The call came just as the dawn began to paint the sky in all muted shades of grey and pink. Relentlessly, my phone buzzed on the nightstand, pulling me from dreamless sleep. I reached groggily for it, squinting at the screen. The number was unfamiliar, yet local, and a part of me knew whatever awaited on the other end wasn't good news.
Vesper?" a gruff voice said, not wasting time on introductions. "It's Detective Lukas Jensen. We've got a situation."
My heart sped up, a tangle of dread and curiosity. Jensen's reputation preceded him-efficient, no-nonsense, and not one to involve outsiders lightly. "What kind of situation?"
"A murder. Gruesome one. We need your. expertise.
I hesitated. My so-called expertise was unconventional, to say the least. But I had my reasons for moving to Svalbard, and maybe this was one of them. "Where?"
He rattled off a location I knew to be the archipelago's northernmost point-a secluded area where only people seeking solitude, or the occasional illegal catch, ever tread. "I'll be there in an hour."
It was a long drive on serpentine roads that cut through snow-clad landscapes and skirted dramatic cliffs plunging into the icy sea below. Svalbard was beautiful, yes, but it held its share of secrets. Locals were tight-knit, wary of outsiders even, and more so someone like me-a private sleuth with no formal ties to the law.
As I approached the scene, the air grew colder. A cluster of police cars and an ambulance marked the location, their lights casting an eerie glow against the grayish morning light. The salt and ice filled the scent, combined with something more metallic, as I stepped out of my car.
Detective Lukas Jensen stood a little ways off, his silhouette framed by the rising sun. He was broad-shouldered, with a permanent furrow in his forehead and between his eyebrows, which gave him an older appearance than he probably was. His eyes met mine, a flicker of skepticism apparent.
"Vesper," he said briefly. "Over here."
I followed him past the police tape, the ground beneath our feet icy and uneven. The victim lay sprawled on the frozen ground, a local fisherman named Johan Lindqvist. His body was a canvas of violence-brutal gashes, the ground around him soaked in blood. But what caught my attention was the rune etched into the ice beside him: Algiz.
Algiz-the rune of protection. It was here; the fact seemed a cruel joke, an irony twisting my stomach into knots. I hunched down, peering at it more closely. This had not been some random act of violence; this was methodical, a message left by someone who knew exactly what he was doing.
"What do you make of it?" he asked, his voice cutting through the silence.
I looked up at him. "It's deliberate. The rune isn't just decoration-it's communication. Whoever did this wants us to understand something."
He crossed his arms, skepticism mingling with reluctant intrigue. "And you think you can figure out what?"
"Maybe," I admitted. "But I'll need access to everything-scene reports, interviews, the lot.
He hesitated, still visibly uncomfortable with the idea of entrusting an outsider with this case. But Svalbard had never seen a crime like this, and the pressure to solve it was palpable. "Fine. But you follow my lead, Vesper. We do this by the book."
I nodded in agreement to his terms and, from here, pieced together with him the life of Johan Lindqvist-a nondescript individual as far as we knew, though with no reported enemies. But this particular someone had chosen to kill him with the apparent brutality that implied personal vendetta, if not ritualistic significance.
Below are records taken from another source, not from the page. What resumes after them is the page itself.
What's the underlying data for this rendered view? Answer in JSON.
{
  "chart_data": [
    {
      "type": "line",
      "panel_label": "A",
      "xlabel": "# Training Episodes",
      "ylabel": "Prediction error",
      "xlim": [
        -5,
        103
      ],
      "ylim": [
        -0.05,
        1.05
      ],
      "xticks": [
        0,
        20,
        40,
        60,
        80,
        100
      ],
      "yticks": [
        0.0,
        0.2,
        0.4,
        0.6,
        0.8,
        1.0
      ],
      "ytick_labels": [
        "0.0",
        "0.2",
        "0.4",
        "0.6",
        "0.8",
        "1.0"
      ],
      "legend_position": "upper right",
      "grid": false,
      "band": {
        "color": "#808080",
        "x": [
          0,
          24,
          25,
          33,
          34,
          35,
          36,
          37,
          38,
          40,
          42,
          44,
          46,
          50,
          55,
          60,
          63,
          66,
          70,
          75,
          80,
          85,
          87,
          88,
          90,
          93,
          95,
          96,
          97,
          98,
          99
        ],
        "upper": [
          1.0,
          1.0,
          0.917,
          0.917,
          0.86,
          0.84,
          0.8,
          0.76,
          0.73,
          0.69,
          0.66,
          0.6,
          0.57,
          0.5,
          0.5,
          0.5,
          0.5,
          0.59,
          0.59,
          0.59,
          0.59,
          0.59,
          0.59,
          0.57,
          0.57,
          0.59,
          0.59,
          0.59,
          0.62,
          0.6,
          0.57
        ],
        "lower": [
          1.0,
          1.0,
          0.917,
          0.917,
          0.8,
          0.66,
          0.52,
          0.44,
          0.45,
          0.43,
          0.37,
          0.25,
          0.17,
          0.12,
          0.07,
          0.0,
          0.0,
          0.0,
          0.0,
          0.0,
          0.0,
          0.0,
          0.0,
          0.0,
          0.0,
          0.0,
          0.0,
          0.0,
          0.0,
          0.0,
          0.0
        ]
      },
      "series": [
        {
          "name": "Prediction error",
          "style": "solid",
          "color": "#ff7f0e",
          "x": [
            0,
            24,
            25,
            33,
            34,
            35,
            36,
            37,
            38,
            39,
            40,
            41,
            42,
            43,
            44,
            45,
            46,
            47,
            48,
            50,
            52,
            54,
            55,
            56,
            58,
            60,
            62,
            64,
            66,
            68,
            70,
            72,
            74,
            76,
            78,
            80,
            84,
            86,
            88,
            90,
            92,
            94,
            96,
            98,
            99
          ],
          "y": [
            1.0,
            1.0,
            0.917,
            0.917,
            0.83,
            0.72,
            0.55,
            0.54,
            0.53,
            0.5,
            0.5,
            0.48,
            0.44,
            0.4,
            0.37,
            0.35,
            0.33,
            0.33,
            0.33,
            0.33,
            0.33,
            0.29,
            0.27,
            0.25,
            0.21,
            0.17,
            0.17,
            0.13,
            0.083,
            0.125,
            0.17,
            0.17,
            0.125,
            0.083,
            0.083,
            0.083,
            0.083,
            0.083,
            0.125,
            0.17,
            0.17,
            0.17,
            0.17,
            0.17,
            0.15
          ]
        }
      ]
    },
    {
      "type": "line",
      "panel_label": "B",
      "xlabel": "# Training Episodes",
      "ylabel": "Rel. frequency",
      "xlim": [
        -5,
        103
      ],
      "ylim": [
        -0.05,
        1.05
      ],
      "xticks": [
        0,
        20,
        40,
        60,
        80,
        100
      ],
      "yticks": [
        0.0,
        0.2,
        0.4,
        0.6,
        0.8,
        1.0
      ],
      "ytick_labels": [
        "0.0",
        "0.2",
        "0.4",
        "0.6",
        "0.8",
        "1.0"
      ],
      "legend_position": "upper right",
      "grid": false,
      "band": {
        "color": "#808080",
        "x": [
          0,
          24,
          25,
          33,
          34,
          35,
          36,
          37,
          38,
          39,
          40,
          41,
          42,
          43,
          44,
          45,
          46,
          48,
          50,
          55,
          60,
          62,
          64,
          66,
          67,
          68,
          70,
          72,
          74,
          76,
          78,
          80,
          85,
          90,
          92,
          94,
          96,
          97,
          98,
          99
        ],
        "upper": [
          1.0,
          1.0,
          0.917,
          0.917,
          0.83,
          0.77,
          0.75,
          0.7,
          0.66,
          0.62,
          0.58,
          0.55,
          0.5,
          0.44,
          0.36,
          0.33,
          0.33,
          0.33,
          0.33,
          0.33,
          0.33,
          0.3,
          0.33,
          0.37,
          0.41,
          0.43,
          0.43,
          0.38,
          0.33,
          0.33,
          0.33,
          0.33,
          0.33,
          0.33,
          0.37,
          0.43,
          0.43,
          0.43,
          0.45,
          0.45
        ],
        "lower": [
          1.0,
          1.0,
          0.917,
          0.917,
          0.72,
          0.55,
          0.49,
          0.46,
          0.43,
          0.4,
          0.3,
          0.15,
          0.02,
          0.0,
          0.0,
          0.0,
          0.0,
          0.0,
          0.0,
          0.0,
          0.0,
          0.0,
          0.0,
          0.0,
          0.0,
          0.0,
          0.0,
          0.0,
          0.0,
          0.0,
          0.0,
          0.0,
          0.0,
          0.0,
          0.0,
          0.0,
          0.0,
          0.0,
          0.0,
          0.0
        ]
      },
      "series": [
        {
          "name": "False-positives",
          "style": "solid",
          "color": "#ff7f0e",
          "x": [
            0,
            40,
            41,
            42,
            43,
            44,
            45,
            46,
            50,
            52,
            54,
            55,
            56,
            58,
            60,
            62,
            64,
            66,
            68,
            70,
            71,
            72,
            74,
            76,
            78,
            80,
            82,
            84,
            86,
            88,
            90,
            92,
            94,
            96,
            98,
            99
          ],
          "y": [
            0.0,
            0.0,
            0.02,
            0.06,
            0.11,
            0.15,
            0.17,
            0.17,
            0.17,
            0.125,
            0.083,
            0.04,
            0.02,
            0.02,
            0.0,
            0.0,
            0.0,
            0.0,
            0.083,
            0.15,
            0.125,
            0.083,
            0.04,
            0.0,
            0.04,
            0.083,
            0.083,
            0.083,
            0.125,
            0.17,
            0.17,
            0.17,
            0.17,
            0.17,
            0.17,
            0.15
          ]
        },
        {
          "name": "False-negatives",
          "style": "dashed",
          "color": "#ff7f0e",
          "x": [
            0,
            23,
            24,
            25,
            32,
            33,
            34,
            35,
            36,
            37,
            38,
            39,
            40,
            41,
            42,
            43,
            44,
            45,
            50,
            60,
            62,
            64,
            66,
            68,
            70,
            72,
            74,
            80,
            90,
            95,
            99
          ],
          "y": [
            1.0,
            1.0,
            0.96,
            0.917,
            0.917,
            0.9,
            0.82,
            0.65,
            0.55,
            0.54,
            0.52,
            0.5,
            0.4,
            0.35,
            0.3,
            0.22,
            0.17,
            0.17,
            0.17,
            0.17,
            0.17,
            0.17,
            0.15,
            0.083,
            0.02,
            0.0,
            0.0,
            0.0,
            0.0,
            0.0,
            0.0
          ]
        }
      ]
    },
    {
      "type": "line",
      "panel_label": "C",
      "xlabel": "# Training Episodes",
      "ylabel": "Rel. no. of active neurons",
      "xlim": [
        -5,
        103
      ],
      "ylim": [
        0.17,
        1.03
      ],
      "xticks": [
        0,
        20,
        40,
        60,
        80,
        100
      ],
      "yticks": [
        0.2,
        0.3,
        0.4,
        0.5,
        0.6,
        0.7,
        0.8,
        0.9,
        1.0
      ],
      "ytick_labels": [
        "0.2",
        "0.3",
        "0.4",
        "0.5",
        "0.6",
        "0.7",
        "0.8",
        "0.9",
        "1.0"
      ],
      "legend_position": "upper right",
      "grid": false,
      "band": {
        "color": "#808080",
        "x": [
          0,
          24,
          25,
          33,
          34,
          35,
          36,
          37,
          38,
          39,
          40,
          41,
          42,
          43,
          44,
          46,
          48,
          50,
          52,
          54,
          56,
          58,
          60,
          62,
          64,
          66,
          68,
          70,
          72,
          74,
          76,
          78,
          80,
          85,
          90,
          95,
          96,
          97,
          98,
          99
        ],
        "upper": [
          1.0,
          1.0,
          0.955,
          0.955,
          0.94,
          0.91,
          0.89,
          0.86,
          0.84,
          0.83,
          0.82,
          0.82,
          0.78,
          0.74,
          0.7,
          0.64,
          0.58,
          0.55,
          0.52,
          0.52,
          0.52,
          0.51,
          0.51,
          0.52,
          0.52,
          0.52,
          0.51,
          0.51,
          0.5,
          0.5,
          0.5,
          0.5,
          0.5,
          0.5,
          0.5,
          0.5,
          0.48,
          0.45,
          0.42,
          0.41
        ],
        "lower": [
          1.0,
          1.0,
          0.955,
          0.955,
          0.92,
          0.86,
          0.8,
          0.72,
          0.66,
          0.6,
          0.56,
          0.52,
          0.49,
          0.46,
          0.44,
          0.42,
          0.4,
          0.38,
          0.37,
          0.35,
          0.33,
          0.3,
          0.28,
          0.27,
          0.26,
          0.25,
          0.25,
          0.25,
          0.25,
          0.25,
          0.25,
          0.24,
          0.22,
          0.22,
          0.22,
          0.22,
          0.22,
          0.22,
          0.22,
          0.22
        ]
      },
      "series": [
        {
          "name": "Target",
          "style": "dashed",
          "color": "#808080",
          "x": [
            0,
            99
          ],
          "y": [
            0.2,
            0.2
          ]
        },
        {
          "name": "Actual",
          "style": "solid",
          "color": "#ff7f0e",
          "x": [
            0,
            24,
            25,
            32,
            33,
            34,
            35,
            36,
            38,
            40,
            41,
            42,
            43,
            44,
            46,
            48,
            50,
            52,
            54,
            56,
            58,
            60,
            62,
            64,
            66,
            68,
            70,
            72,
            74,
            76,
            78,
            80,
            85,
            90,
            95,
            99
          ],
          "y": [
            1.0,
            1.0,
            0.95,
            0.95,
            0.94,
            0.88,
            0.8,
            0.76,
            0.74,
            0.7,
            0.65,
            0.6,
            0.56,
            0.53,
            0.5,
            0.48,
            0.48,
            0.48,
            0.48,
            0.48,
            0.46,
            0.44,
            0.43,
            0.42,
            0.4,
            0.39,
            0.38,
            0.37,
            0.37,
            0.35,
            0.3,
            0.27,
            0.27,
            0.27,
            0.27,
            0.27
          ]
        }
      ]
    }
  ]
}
By evening, it was bleak beauty that shrouded the truth beneath its surfaces, and locals were already whispering to each other, fear threading through every word. Murder was foreign here; it was the breaking of this world.
Back in my small, rented cabin, I pored over the details, my mind haunted by the Algiz rune. What protection could that promise in such a scene drenched with death? The killer was quite fastidious, leaving nothing of himself behind, save that one symbol.
With night starting to fall, I knew this was only the beginning. The rune was a thread, and I had to follow it wherever it might lead. The secrets of Svalbard were unraveling, and I was caught in the middle of them, an outsider with a puzzle to solve and a killer to find before he could strike again.
Detective Jensen might not trust me yet, but the underlying desperation in his tone was palpable. This wasn't a murder investigation; it was a race against time, tossed by a calculated and dangerous mind. And I was determined to get to the bottom of it, no matter what it took.